Arílson

Personal information
- Full name: Arílson Gilberto da Costa
- Date of birth: 11 June 1973 (age 51)
- Place of birth: Bento Gonçalves, Brazil
- Position(s): Midfielder

Senior career*
- Years: Team / Apps / (Gls)
- 1989–1993: Esportivo BG
- 1993–1995: Grêmio / 28 / (0)
- 1995–1996: 1. FC Kaiserslautern / 10 / (0)
- 1996–1997: Internacional / 38 / (6)
- 1998–1999: Palmeiras / 14 / (0)
- 1999: Grêmio / 1 / (0)
- 1999–2000: Real Valladolid / 5 / (0)
- 2001–2002: Universidad de Chile / 23 / (9)
- 2002: 15 de Novembro
- 2002: Portuguesa (SP) / 5 / (0)
- 2002: América Mineiro
- 2003–2004: Club Santa Fe / 8 / (0)
- 2004–2005: Grêmio / 10 / (0)
- 2005–2006: Mogi Mirim
- 2007–2008: Atlético Tubarão
- 2008: São Luiz
- 2008: Itinga
- 2009: 14 de Julho

International career
- 1995–1996: Brazil / 7 / (0)

Managerial career
- 2017: Aimoré U20
- 2018: Aimoré
- 2019: Operário-MS
- 2019: Curitibanos [pt]
- 2020: Grêmio Bagé
- 2021: Grêmio Sorriso [pt]
- 2021: Atlético Catarinense
- 2022: Grêmio Sorriso [pt]
- 2022–2023: Atlético Catarinense

= Arílson =

Brazilian footballer (born 1973)

Arílson Gilberto da Costa (born 11 June 1973), simply known as Arílson, is a Brazilian professional football coach and former player who played as a midfielder.

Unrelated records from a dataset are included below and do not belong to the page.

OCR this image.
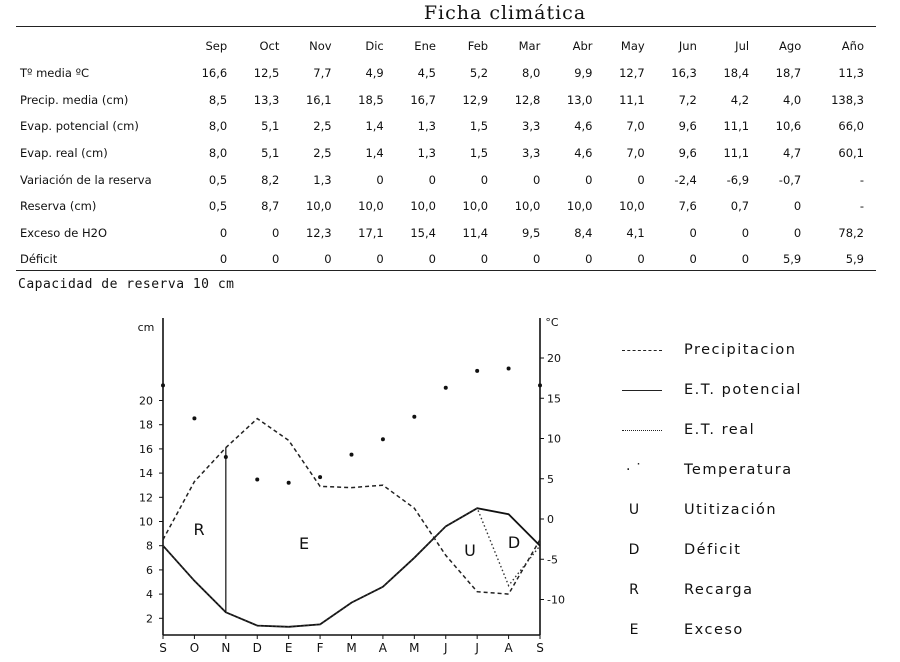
Ficha climática
	Sep	Oct	Nov	Dic	Ene	Feb	Mar	Abr	May	Jun	Jul	Ago	Año
Tº media ºC	16,6	12,5	7,7	4,9	4,5	5,2	8,0	9,9	12,7	16,3	18,4	18,7	11,3
Precip. media (cm)	8,5	13,3	16,1	18,5	16,7	12,9	12,8	13,0	11,1	7,2	4,2	4,0	138,3
Evap. potencial (cm)	8,0	5,1	2,5	1,4	1,3	1,5	3,3	4,6	7,0	9,6	11,1	10,6	66,0
Evap. real (cm)	8,0	5,1	2,5	1,4	1,3	1,5	3,3	4,6	7,0	9,6	11,1	4,7	60,1
Variación de la reserva	0,5	8,2	1,3	0	0	0	0	0	0	-2,4	-6,9	-0,7	-
Reserva (cm)	0,5	8,7	10,0	10,0	10,0	10,0	10,0	10,0	10,0	7,6	0,7	0	-
Exceso de H2O	0	0	12,3	17,1	15,4	11,4	9,5	8,4	4,1	0	0	0	78,2
Déficit	0	0	0	0	0	0	0	0	0	0	0	5,9	5,9
Capacidad de reserva 10 cm
cm	°C
2
4
6
8
10
12
14
16
18
20
-10
-5
0
5
10
15
20
S O N D E F M A M J J A S
R
E	U D
Precipitacion
E.T. potencial
E.T. real
· ˙	Temperatura
U	Utitización
D	Déficit
R	Recarga
E	Exceso
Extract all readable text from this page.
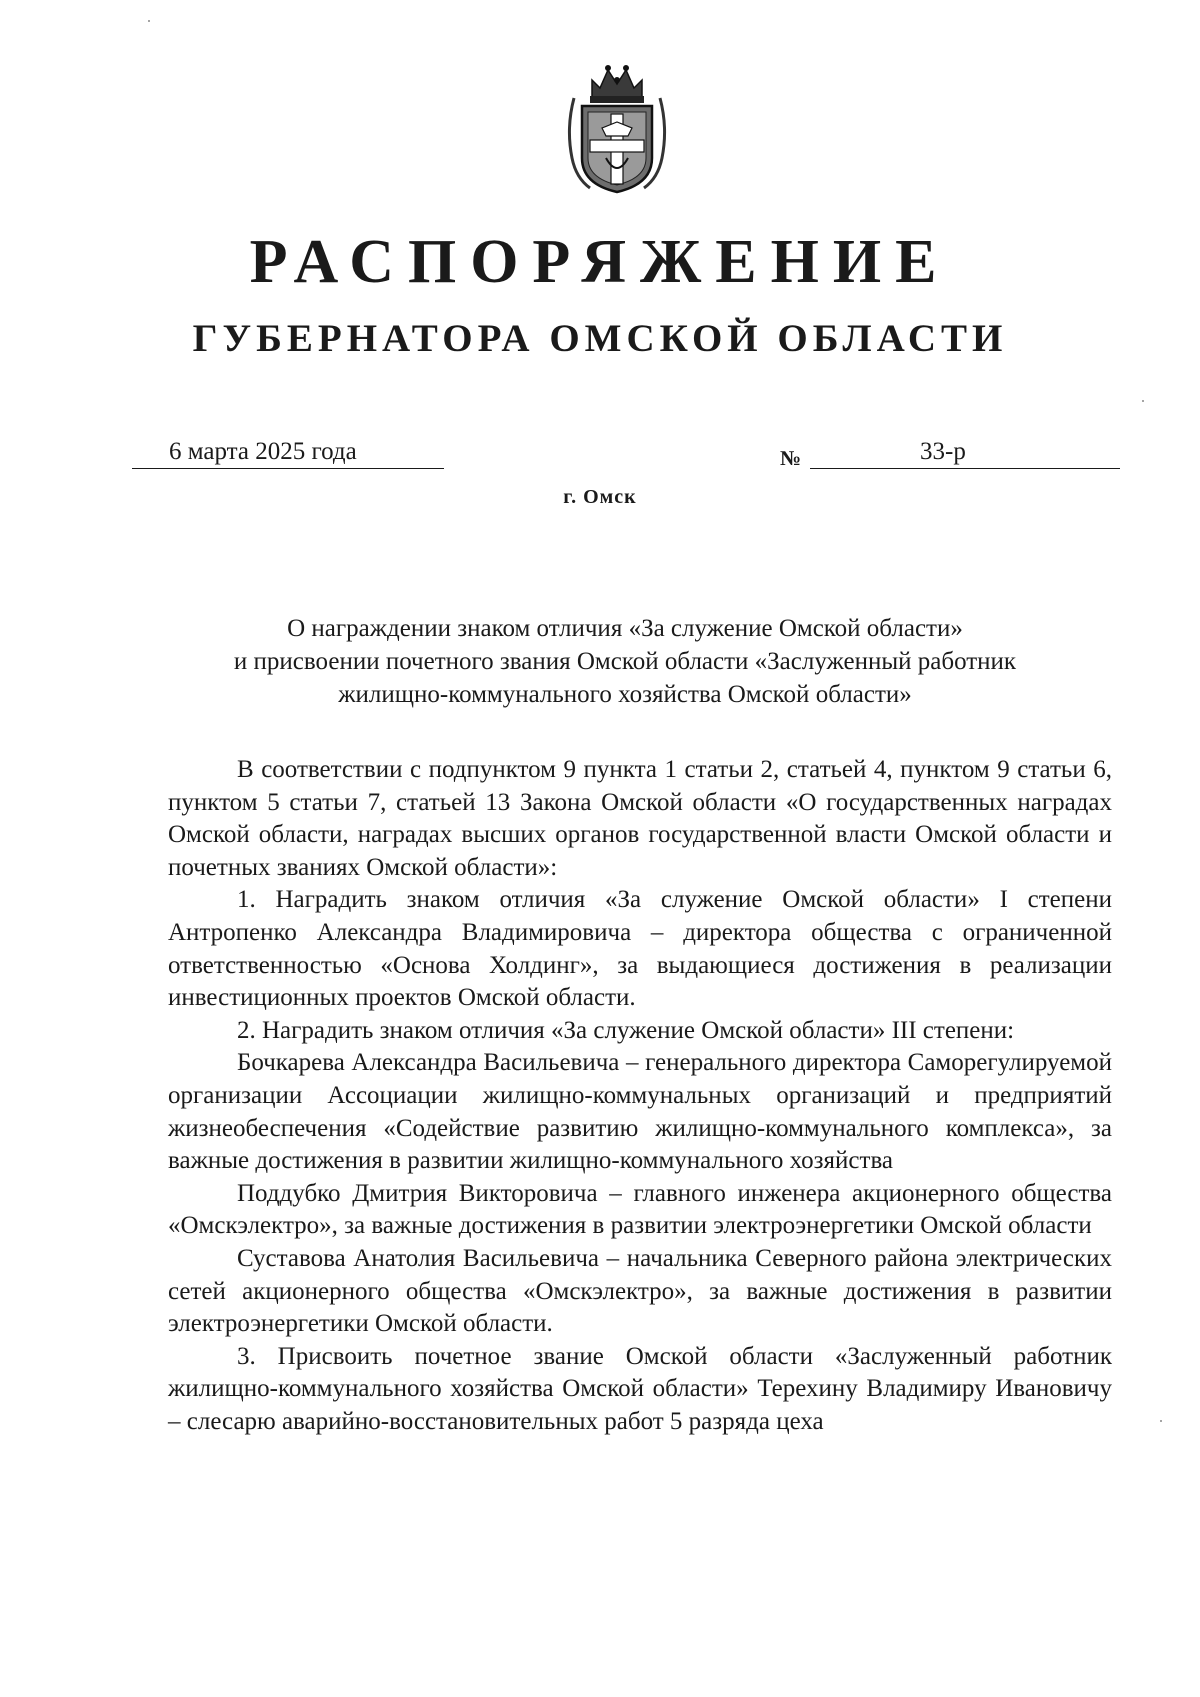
РАСПОРЯЖЕНИЕ
ГУБЕРНАТОРА ОМСКОЙ ОБЛАСТИ
6 марта 2025 года	№	33-р
г. Омск
О награждении знаком отличия «За служение Омской области»
и присвоении почетного звания Омской области «Заслуженный работник
жилищно-коммунального хозяйства Омской области»

В соответствии с подпунктом 9 пункта 1 статьи 2, статьей 4, пунктом 9 статьи 6, пунктом 5 статьи 7, статьей 13 Закона Омской области «О государственных наградах Омской области, наградах высших органов государственной власти Омской области и почетных званиях Омской области»:

1. Наградить знаком отличия «За служение Омской области» I степени Антропенко Александра Владимировича – директора общества с ограниченной ответственностью «Основа Холдинг», за выдающиеся достижения в реализации инвестиционных проектов Омской области.

2. Наградить знаком отличия «За служение Омской области» III степени:

Бочкарева Александра Васильевича – генерального директора Саморегулируемой организации Ассоциации жилищно-коммунальных организаций и предприятий жизнеобеспечения «Содействие развитию жилищно-коммунального комплекса», за важные достижения в развитии жилищно-коммунального хозяйства

Поддубко Дмитрия Викторовича – главного инженера акционерного общества «Омскэлектро», за важные достижения в развитии электроэнергетики Омской области

Суставова Анатолия Васильевича – начальника Северного района электрических сетей акционерного общества «Омскэлектро», за важные достижения в развитии электроэнергетики Омской области.

3. Присвоить почетное звание Омской области «Заслуженный работник жилищно-коммунального хозяйства Омской области» Терехину Владимиру Ивановичу – слесарю аварийно-восстановительных работ 5 разряда цеха
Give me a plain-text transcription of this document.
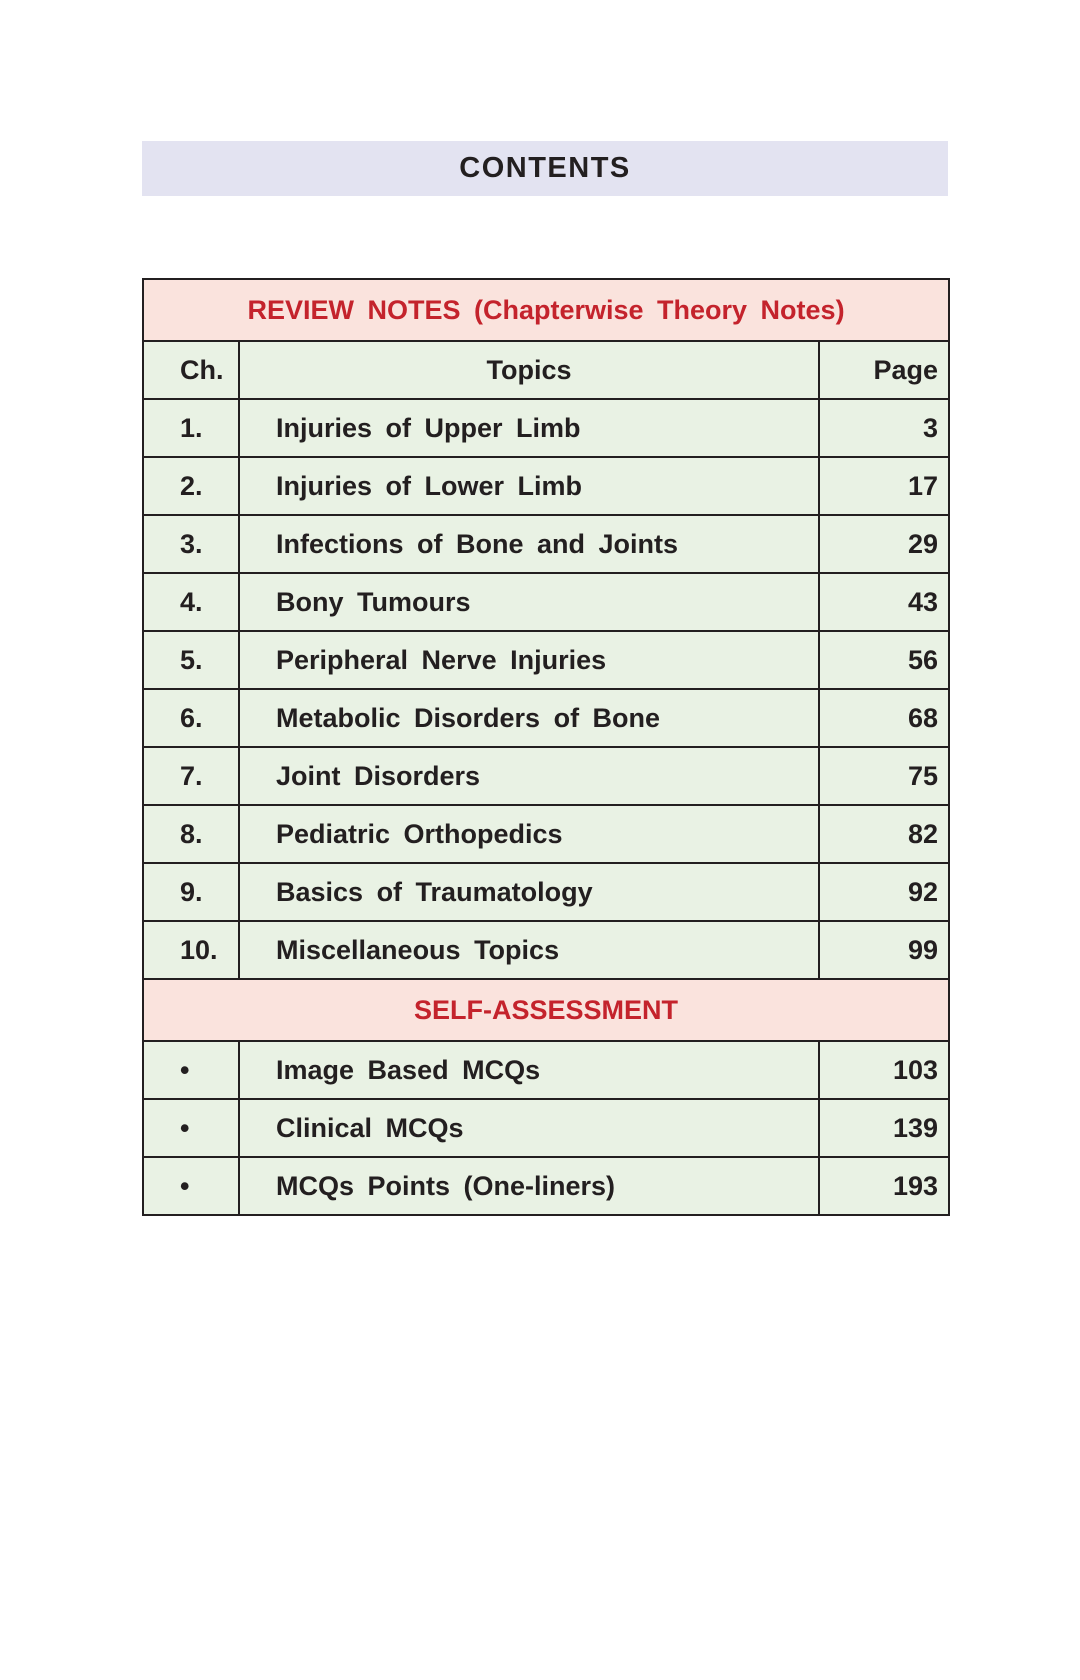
CONTENTS
REVIEW NOTES (Chapterwise Theory Notes)		
Ch.	Topics	Page
1.	Injuries of Upper Limb	3
2.	Injuries of Lower Limb	17
3.	Infections of Bone and Joints	29
4.	Bony Tumours	43
5.	Peripheral Nerve Injuries	56
6.	Metabolic Disorders of Bone	68
7.	Joint Disorders	75
8.	Pediatric Orthopedics	82
9.	Basics of Traumatology	92
10.	Miscellaneous Topics	99
SELF-ASSESSMENT		
•	Image Based MCQs	103
•	Clinical MCQs	139
•	MCQs Points (One-liners)	193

Arílson for Esportivo de Bento Gonçalves, Grêmio, 1. FC Kaiserslautern, Internacional, Palmeiras, Real Valladolid, Universidad de Chile, 15 de Novembro, Portuguesa (SP), América Mineiro, Club Santa Fe, Mogi Mirim and Atlético Tubarão. He also represented the Brazilian national side in seven international games between 1995 and 1996.

==Career==
Arílson began playing football in the Bento Gonçalves' youth system, and became a professional with Grêmio. He moved to Germany to play for 1. FC Kaiserslautern but, due to adaptation problems, wanted to return to Brazil shortly after his move. Arílson initially tried to re-join Grêmio, but the club would not meet Kaiserslautern's asking price. Instead, he transferred to Grêmio's arch-rivals Internacional.

==International career==
Arílson earned seven caps between late 1995 and early 1996 following his good showings with Grêmio, but it all came to an end at the 1996 CONMEBOL Pre-Olympic Tournament in which, being unused in his team's matches and wanting to rejoin Kaiserslautern for the 1995–96 DFB-Pokal semifinals, he attempted to request to be released from the national team, but was denied; still, he left Brazil's training camp in Tandil without permission and flew to Germany, only to find he could not rejoin his club until after the Pre-Olympic Tournament was over. His attitude incensed the Brazilian team manager, Mário Zagallo, who declared that Arílson would never earn another cap in retaliation.